Naila is also first Pakistani woman having achieved a feat of double-header by summiting K2 and Gasherbrum-1 in span of 20 days. Meanwhile, Pakistan’s acclaimed mountaineer Sirbaz Ali Khan got one step closer to his target of becoming the first Pakistani to summit all fourteen 8-thousanders in the world when he took his tally to 12, He has now only Shishapingma and Cho-Oyu to summit to complete his mission summit 14.

His summit manager Saad Munawar confirmed on his social media account that Sirbaz had reached the top at around 7:30am PKT and summitted the mountain without supplementary oxygen.

“Alhamdulilah, another historic achievement as Sirbaz Khan raises the green flag on a record 12th 8,000-meter summit as he summited Gasherbrum-1, today at 7.30am (local time). Sirbaz summited the mountain without using supplementary oxygen. With this summit, Sirbaz has now summited all 8,000-meter peaks in Pakistan and Nepal,” he said.

“Sirbaz also led a three-member Pakistani team that saw Sohail Sakhi achieved his first 8,000m summit without using supplementary oxygen,” Saad added.

Sirbaz kicked off his excursion “Summit 14” by scaling Nanga Parbat in autumn of 2017 then he moved to climb K2 in summer of 2018. In 2019, he scaled Lhotse, Broad Peak, Manaslu.

The Covid-19 pandemic did not allow Sirbaz to opt for any summit in 2020 but he returned to mountains in 2021 and reached the top of Mt. Annapurna, the same season he summited Everest before returning to Pakistan and summit Gasherbrum-2 in summer of 2021.

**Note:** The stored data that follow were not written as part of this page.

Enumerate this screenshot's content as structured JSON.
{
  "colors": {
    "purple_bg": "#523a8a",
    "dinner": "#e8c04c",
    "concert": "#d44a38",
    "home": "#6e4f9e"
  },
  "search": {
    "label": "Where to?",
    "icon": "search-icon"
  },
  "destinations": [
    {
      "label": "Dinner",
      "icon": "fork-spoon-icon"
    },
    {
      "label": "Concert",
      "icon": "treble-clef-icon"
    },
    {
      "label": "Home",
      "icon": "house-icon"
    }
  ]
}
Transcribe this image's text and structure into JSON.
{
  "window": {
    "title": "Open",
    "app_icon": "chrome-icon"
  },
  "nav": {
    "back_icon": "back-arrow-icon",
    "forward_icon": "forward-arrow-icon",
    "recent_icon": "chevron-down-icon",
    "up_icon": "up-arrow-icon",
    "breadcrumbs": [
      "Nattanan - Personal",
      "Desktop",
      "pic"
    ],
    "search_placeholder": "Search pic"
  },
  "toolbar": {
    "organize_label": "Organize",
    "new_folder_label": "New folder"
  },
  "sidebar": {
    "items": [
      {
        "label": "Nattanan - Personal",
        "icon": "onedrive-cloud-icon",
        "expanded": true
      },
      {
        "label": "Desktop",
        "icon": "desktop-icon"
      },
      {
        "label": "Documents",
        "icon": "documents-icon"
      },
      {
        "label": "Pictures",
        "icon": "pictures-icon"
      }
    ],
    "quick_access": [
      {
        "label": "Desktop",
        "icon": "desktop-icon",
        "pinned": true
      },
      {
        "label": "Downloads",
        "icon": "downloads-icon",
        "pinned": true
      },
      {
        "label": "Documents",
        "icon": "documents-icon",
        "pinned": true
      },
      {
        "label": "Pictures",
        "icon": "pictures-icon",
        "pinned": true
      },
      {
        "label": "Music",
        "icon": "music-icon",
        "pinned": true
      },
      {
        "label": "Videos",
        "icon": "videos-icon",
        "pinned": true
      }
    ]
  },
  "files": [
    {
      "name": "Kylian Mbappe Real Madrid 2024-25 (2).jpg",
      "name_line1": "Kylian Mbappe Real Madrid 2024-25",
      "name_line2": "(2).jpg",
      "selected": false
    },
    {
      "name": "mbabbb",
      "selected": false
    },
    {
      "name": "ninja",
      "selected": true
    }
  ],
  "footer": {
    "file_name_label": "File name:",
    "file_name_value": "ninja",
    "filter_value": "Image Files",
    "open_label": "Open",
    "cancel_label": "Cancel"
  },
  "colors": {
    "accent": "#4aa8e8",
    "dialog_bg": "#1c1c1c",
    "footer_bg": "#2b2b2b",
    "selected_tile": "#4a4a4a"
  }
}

Earlier this year, Sirbaz had scaled Makalu (8,463m) and Kanchenjunga (8,586m). “Mission Summit 14 might have started as a personal goal but now there is so much more attached to it and I am fully committed to winning honor and pride for my country, my people, and especially the underprivileged mountaineering community of Pakistan,” said Sirbaz earlier this year. Meanwhile, Sajid Sadpara and Imtiaz Sadpara have also summited Gasherbrum-1 on Friday. Both Sajid and Imtiaz achieved the feat without the use of supplementary oxygen.